In this new mode of cinema, the decisive step from clinical to critical (to borrow terms from philosopher Gilles Deleuze) is provided by Michael Haneke’s much-debated Caché (Hidden, 2005). Its plot hinges on the secretly-filmed videotapes – of domestic spaces exterior and interior – delivered to a progressively unraveling bourgeois couple in Paris.

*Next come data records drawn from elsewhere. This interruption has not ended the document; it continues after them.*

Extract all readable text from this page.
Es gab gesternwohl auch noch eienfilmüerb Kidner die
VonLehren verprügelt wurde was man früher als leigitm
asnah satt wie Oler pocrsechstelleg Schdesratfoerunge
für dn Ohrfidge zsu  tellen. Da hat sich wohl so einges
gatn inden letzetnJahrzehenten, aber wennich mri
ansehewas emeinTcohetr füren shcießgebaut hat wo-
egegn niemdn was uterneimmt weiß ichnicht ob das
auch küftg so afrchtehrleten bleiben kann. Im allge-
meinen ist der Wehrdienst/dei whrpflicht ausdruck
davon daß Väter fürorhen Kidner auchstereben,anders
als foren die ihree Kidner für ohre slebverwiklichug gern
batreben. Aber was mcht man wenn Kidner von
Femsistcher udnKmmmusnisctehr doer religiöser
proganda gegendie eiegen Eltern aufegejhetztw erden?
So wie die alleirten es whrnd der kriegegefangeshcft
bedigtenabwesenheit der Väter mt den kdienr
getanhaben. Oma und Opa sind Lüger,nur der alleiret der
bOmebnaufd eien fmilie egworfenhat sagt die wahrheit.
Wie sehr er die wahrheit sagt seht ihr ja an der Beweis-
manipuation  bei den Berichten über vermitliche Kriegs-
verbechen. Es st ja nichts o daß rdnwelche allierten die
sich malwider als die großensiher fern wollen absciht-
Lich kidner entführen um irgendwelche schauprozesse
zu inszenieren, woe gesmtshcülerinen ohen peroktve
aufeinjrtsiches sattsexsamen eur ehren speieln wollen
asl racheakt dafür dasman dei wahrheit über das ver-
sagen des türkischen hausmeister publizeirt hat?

These video images, banal at first (such as an everyday street scene), eventually point to hidden or repressed family secrets and national scandals, particularly the police murder of officially 40 but possibly over 200 peacefully protesting Algerians in 1961.
What clinches the radicality of Haneke’s cinematic proposition is, finally, the strangeness (the non-suture or lack of closure) of its surveillance-camera premise: more than any mystery of who exactly filmed these tapes, it is the impossible logic of where the cameras could have been located that undermines every certainty we may grasp at as viewers. The explanatory reverse shot that could conclude this enigma – even when it is apparently, calmly presented to us – forbids our tying up and making complete sense of it.
Moreover, this anti-logic of uncertainty spreads from the film’s clearly marked spy-footage to Haneke’s own long-take, distant, static frames narrating the larger story – as in the final image that shows but does not underline, amidst the chaos of everyday flux, its clues, speculations and hypotheses.
Caché does not simply “bare the device” in old-fashioned, Brechtian terms – if simply being aware of the camera’s presence was revolutionary, Paranormal Activity and its commercial kin would have changed world-consciousness by now. Rather, Haneke consistently interrogates and successively undermines the status of its unfolding recorded images and sounds, thus tackling the problem of what is visible – and what portion of the visible we are willing to acknowledge, ultimately, as real.
Postscript: For further development of these ideas, see my 2013/2017 essay “Frame” in Elena Gorfinkel & Tami Williams (eds), Global Cinema Networks (New Jersey: Rutgers University Press, 2018), pp. 37-52.